Er hat die Koordinierung der Digitalpolitik, die unter Angela Merkel zuletzt im Kanzleramt angesiedelt war, größtenteils abgegeben. Unter anderem an einen, der den Titel "Digitalminister" trägt, aber auch für Verkehr zuständig ist: Volker Wissing. "Wir müssen das Analoge überwinden", sagt der FDP-Politiker drei Stunden vor dem Kanzler an gleicher Stelle. Er verspricht viel: Ambitionen, Strategien und natürlich den Breitbandausbau für alle bis 2030.
Wissing bezieht Stellung
Markus Beckedahl kennt diese "Durchhalteparolen", wie er sie nennt. Der Journalist ist einer der Mitbegründer der Re:publica. Für ihn ist die Regierung von SPD, Grünen und FDP mit vielen guten digitalpolitischen Vorsätzen gestartet - geliefert hat sie bislang aber noch nicht. Immerhin, dass sich Kanzler und Digitalminister Fragen auf der durchaus politikkritischen Netzkonferenz stellen, sei zu begrüßen.

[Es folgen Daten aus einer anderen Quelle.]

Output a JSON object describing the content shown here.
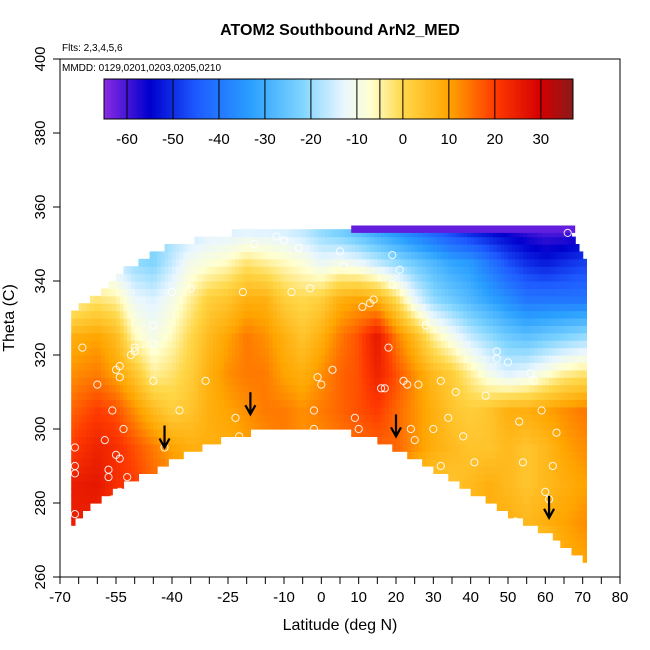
{
  "chart_data": {
    "type": "heatmap",
    "title": "ATOM2 Southbound ArN2_MED",
    "notes": [
      "Flts: 2,3,4,5,6",
      "MMDD: 0129,0201,0203,0205,0210"
    ],
    "xlabel": "Latitude (deg N)",
    "ylabel": "Theta (C)",
    "xlim": [
      -70,
      80
    ],
    "ylim": [
      260,
      400
    ],
    "x_ticks": [
      -70,
      -55,
      -40,
      -25,
      -10,
      0,
      10,
      20,
      30,
      40,
      50,
      60,
      70,
      80
    ],
    "x_minor_step": 5,
    "y_ticks": [
      260,
      280,
      300,
      320,
      340,
      360,
      380,
      400
    ],
    "colorbar": {
      "range": [
        -65,
        37
      ],
      "ticks": [
        -60,
        -50,
        -40,
        -30,
        -20,
        -10,
        0,
        10,
        20,
        30
      ],
      "stops": [
        {
          "value": -65,
          "color": "#8a2be2"
        },
        {
          "value": -55,
          "color": "#0000cd"
        },
        {
          "value": -45,
          "color": "#1e5aff"
        },
        {
          "value": -33,
          "color": "#2aa0ff"
        },
        {
          "value": -22,
          "color": "#7fd4ff"
        },
        {
          "value": -13,
          "color": "#e8f6ff"
        },
        {
          "value": -7,
          "color": "#ffffd0"
        },
        {
          "value": 0,
          "color": "#ffd84a"
        },
        {
          "value": 10,
          "color": "#ffa500"
        },
        {
          "value": 20,
          "color": "#ff3a00"
        },
        {
          "value": 30,
          "color": "#d40000"
        },
        {
          "value": 37,
          "color": "#8b1a1a"
        }
      ]
    },
    "field": {
      "lat": [
        -67,
        -60,
        -55,
        -50,
        -45,
        -40,
        -35,
        -30,
        -25,
        -20,
        -15,
        -10,
        -5,
        0,
        5,
        10,
        15,
        20,
        25,
        30,
        35,
        40,
        45,
        50,
        55,
        60,
        65,
        70
      ],
      "theta_floor": [
        275,
        281,
        284,
        287,
        289,
        292,
        294,
        296,
        298,
        299,
        300,
        301,
        301,
        300,
        300,
        298,
        297,
        294,
        292,
        289,
        286,
        283,
        280,
        277,
        274,
        272,
        268,
        265
      ],
      "theta_top": [
        331,
        336,
        341,
        344,
        347,
        349,
        350,
        351,
        352,
        353,
        353,
        353,
        353,
        353,
        354,
        354,
        354,
        354,
        354,
        354,
        354,
        354,
        354,
        354,
        354,
        354,
        354,
        346
      ],
      "levels": [
        265,
        275,
        285,
        295,
        305,
        315,
        325,
        335,
        345,
        355
      ],
      "values": [
        [
          0,
          0,
          0,
          0,
          0,
          0,
          0,
          0,
          0,
          0,
          0,
          0,
          0,
          0,
          0,
          0,
          0,
          0,
          0,
          0,
          0,
          0,
          0,
          0,
          0,
          0,
          8,
          10
        ],
        [
          25,
          24,
          20,
          18,
          14,
          12,
          10,
          8,
          6,
          6,
          6,
          6,
          6,
          6,
          6,
          6,
          6,
          6,
          6,
          6,
          6,
          6,
          8,
          8,
          6,
          8,
          10,
          12
        ],
        [
          25,
          26,
          22,
          20,
          16,
          14,
          12,
          10,
          8,
          6,
          6,
          6,
          6,
          6,
          6,
          6,
          6,
          6,
          5,
          4,
          4,
          6,
          8,
          6,
          4,
          6,
          8,
          10
        ],
        [
          20,
          24,
          22,
          18,
          14,
          10,
          8,
          8,
          8,
          10,
          12,
          14,
          12,
          12,
          14,
          15,
          16,
          16,
          12,
          8,
          6,
          4,
          4,
          6,
          4,
          6,
          10,
          12
        ],
        [
          16,
          20,
          18,
          12,
          6,
          2,
          4,
          8,
          10,
          12,
          14,
          14,
          12,
          14,
          16,
          18,
          20,
          16,
          12,
          8,
          4,
          2,
          4,
          8,
          8,
          10,
          12,
          14
        ],
        [
          12,
          14,
          10,
          4,
          -4,
          -2,
          2,
          8,
          12,
          14,
          14,
          10,
          8,
          12,
          16,
          18,
          24,
          18,
          12,
          6,
          2,
          -4,
          -10,
          -14,
          -12,
          -8,
          -4,
          -2
        ],
        [
          8,
          10,
          6,
          -6,
          -10,
          -6,
          0,
          6,
          10,
          14,
          12,
          8,
          4,
          8,
          14,
          18,
          26,
          14,
          6,
          -4,
          -10,
          -16,
          -20,
          -24,
          -26,
          -24,
          -22,
          -20
        ],
        [
          -6,
          -2,
          -4,
          -12,
          -14,
          -10,
          -4,
          2,
          4,
          8,
          8,
          2,
          0,
          2,
          8,
          10,
          8,
          0,
          -12,
          -20,
          -24,
          -28,
          -32,
          -36,
          -40,
          -40,
          -40,
          -40
        ],
        [
          -20,
          -16,
          -16,
          -20,
          -22,
          -16,
          -10,
          -8,
          -6,
          -2,
          -4,
          -6,
          -8,
          -12,
          -10,
          -12,
          -16,
          -20,
          -24,
          -28,
          -32,
          -34,
          -40,
          -46,
          -50,
          -52,
          -50,
          -48
        ],
        [
          -20,
          -20,
          -20,
          -20,
          -22,
          -20,
          -18,
          -16,
          -16,
          -16,
          -16,
          -16,
          -18,
          -22,
          -26,
          -30,
          -34,
          -38,
          -42,
          -46,
          -50,
          -54,
          -56,
          -58,
          -60,
          -62,
          -62,
          -60
        ]
      ],
      "top_cap": {
        "lat_start": 8,
        "lat_end": 68,
        "theta": 355
      }
    },
    "samples": [
      [
        -66,
        290
      ],
      [
        -66,
        295
      ],
      [
        -66,
        288
      ],
      [
        -66,
        277
      ],
      [
        -64,
        322
      ],
      [
        -60,
        312
      ],
      [
        -58,
        297
      ],
      [
        -57,
        287
      ],
      [
        -57,
        289
      ],
      [
        -56,
        305
      ],
      [
        -56,
        281
      ],
      [
        -55,
        293
      ],
      [
        -55,
        316
      ],
      [
        -54,
        317
      ],
      [
        -54,
        314
      ],
      [
        -54,
        292
      ],
      [
        -54,
        283
      ],
      [
        -53,
        300
      ],
      [
        -52,
        287
      ],
      [
        -51,
        320
      ],
      [
        -50,
        321
      ],
      [
        -50,
        322
      ],
      [
        -45,
        328
      ],
      [
        -45,
        323
      ],
      [
        -45,
        313
      ],
      [
        -42,
        295
      ],
      [
        -40,
        337
      ],
      [
        -38,
        305
      ],
      [
        -35,
        338
      ],
      [
        -31,
        313
      ],
      [
        -23,
        303
      ],
      [
        -22,
        298
      ],
      [
        -21,
        337
      ],
      [
        -18,
        350
      ],
      [
        -12,
        352
      ],
      [
        -10,
        351
      ],
      [
        -8,
        337
      ],
      [
        -6,
        349
      ],
      [
        -3,
        338
      ],
      [
        -2,
        305
      ],
      [
        -2,
        300
      ],
      [
        -1,
        314
      ],
      [
        0,
        312
      ],
      [
        3,
        316
      ],
      [
        5,
        348
      ],
      [
        6,
        344
      ],
      [
        9,
        303
      ],
      [
        10,
        300
      ],
      [
        11,
        333
      ],
      [
        13,
        334
      ],
      [
        14,
        335
      ],
      [
        16,
        311
      ],
      [
        17,
        311
      ],
      [
        18,
        322
      ],
      [
        19,
        339
      ],
      [
        19,
        347
      ],
      [
        21,
        343
      ],
      [
        22,
        313
      ],
      [
        23,
        312
      ],
      [
        24,
        300
      ],
      [
        25,
        297
      ],
      [
        26,
        312
      ],
      [
        28,
        328
      ],
      [
        30,
        300
      ],
      [
        32,
        313
      ],
      [
        32,
        290
      ],
      [
        34,
        303
      ],
      [
        36,
        310
      ],
      [
        38,
        298
      ],
      [
        38,
        278
      ],
      [
        41,
        291
      ],
      [
        44,
        309
      ],
      [
        47,
        321
      ],
      [
        47,
        319
      ],
      [
        50,
        318
      ],
      [
        52,
        275
      ],
      [
        53,
        302
      ],
      [
        54,
        291
      ],
      [
        56,
        315
      ],
      [
        57,
        313
      ],
      [
        59,
        305
      ],
      [
        60,
        283
      ],
      [
        61,
        281
      ],
      [
        62,
        290
      ],
      [
        63,
        299
      ],
      [
        66,
        353
      ]
    ],
    "arrows": [
      {
        "lat": -42,
        "theta": 295
      },
      {
        "lat": -19,
        "theta": 304
      },
      {
        "lat": 20,
        "theta": 298
      },
      {
        "lat": 61,
        "theta": 276
      }
    ]
  }
}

Beckedahl ist zudem positiv überrascht, dass Wissing bei zwei heiklen Themen klar Stellung bezieht: bei der Ablehnung einer anlasslosen Chatkontrolle, wie sie gerade auf EU-Ebene vorgeschlagen wurde, und beim Bekenntnis zur Netzneutralität. Die besagt, dass Internetanbieter alle Daten beim Durchleiten oder beim Streaming gleich behandeln müssen.

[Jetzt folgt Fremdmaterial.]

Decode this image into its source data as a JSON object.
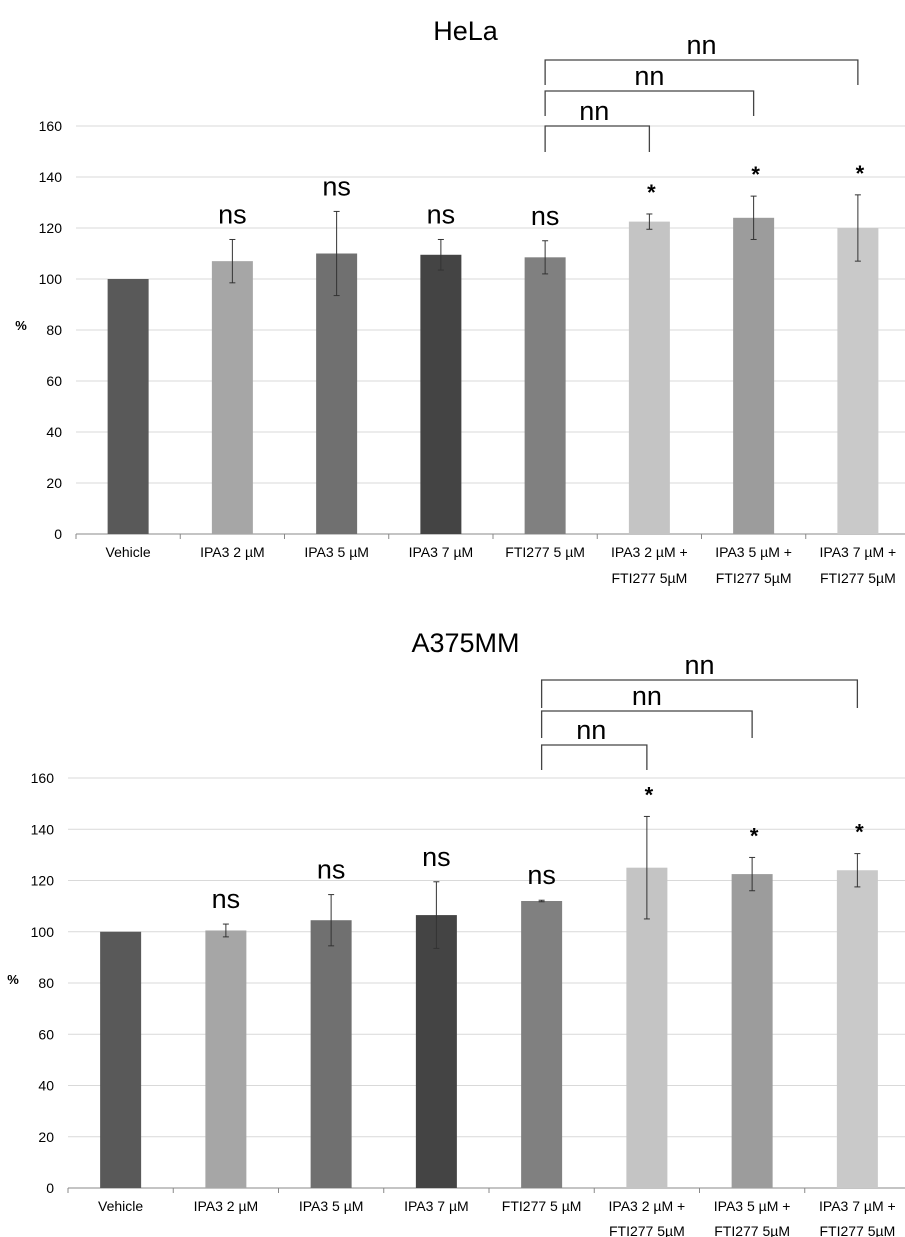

Verantwortlichkeiten nicht geklärt
Es fehlt allerdings immer noch die im Koalitionsvertrag festgeschriebene Digitalstrategie der Ampel. Auf der re:publica erklärt Wissing, dass ein erster Entwurf in "Frühabstimmung" zwischen den Ministerien sei und er einen Kabinettsbeschluss im Juli wolle, aber aktuell sei er noch nicht zufrieden: "Da muss noch mehr Butter bei die Fische."

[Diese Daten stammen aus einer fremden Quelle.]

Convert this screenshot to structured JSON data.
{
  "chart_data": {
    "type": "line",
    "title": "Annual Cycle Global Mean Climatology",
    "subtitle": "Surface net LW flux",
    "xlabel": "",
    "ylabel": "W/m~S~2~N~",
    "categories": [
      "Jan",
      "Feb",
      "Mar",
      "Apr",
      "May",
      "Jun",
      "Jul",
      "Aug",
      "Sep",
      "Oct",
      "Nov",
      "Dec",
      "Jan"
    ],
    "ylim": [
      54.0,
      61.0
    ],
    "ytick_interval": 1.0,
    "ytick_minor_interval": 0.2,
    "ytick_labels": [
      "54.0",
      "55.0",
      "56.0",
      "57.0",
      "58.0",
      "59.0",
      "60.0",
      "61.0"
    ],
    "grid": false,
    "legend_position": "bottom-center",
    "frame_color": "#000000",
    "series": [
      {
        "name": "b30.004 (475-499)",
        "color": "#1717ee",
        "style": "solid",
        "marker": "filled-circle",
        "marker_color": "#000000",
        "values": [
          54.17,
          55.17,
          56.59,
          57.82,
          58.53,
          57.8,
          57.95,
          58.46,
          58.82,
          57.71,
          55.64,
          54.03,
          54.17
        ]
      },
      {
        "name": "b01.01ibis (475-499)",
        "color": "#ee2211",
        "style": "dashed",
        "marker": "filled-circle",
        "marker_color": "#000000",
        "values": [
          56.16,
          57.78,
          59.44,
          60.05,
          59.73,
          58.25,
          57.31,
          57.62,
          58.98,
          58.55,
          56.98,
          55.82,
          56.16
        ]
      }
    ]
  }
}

Das mag auch damit zusammenhängen, dass der Digitalminister für vieles doch nicht oder nicht so ganz zuständig ist. Um Cybersicherheit und Verwaltungsdigitalisierung kümmert sich zum Beispiel das Innenministerium, beim Thema Daten will das Wirtschaftsministerium mitreden. Aktuell sind immer noch nicht alle digitalen Verantwortlichkeiten geklärt, die Lage ist unübersichtlich.
Es fehle die eine Anlaufstelle in der Regierung, findet Journalist Beckedahl. "So richtig digital und motiviert ist da noch niemand in der ersten Reihe." Gerade auch der Kanzler nicht, der sei auch durch seine Sozialisierung "bisher eher ein teilnehmender Beobachter der Digitalisierung."
Scholz gibt ein Versprechen ab
Linken-Politikerin Domscheit-Berg unterschreibt das - auch nach der re:publica-Rede. "Digitalisierung ist definitiv nicht das Herzensthema von Scholz", meint sie. Am Ende wird der gefragt, wann es denn endlich so weit sein wird, dass man einen Ausweis digital beantragen kann. "Das möchte ich nicht so laut sagen, weil ich ja die Abläufe kenne in Deutschland", antwortet Scholz, lächelt wieder laut und verspricht: "Wir werden das mit größter Geschwindigkeit vorantreiben."
Dabei gibt es eigentlich, darauf verweist Domscheit-Berg, sehr wohl ein Datum. Bis Ende 2022 sollen zumindest 35 Verwaltungsleistungen - darunter Personalausweise, Eheschließungen und Ummeldungen - flächendeckend in Deutschland digital angeboten werden. So hat es ein gemeinsames Gremium von Bund und Ländern beschlossen.
Vorbehalte im Bundesrat
Ob das klappt, ist ungewiss. Auch ein anderes Digitalvorhaben der Regierung ist aktuell nicht sicher: der Anspruch auf eine Mindestversorgung mit Internet, die helfen soll, dass weiße Flecken wenigstens ein bisschen Netz bekommen. Die entsprechende Verordnung wurde kürzlich im Bundestag verabschiedet.
Sie ist aber umstritten, weil die vorgeschriebenen Up- und Downloadgeschwindigkeiten aus Sicht von Netzaktivisten und Verbraucherschützern nicht ausreichen. Weil das auch manche Bundesländer so sehen, könnte das Vorhaben am Freitag bei der Abstimmung im Bundesrat noch scheitern.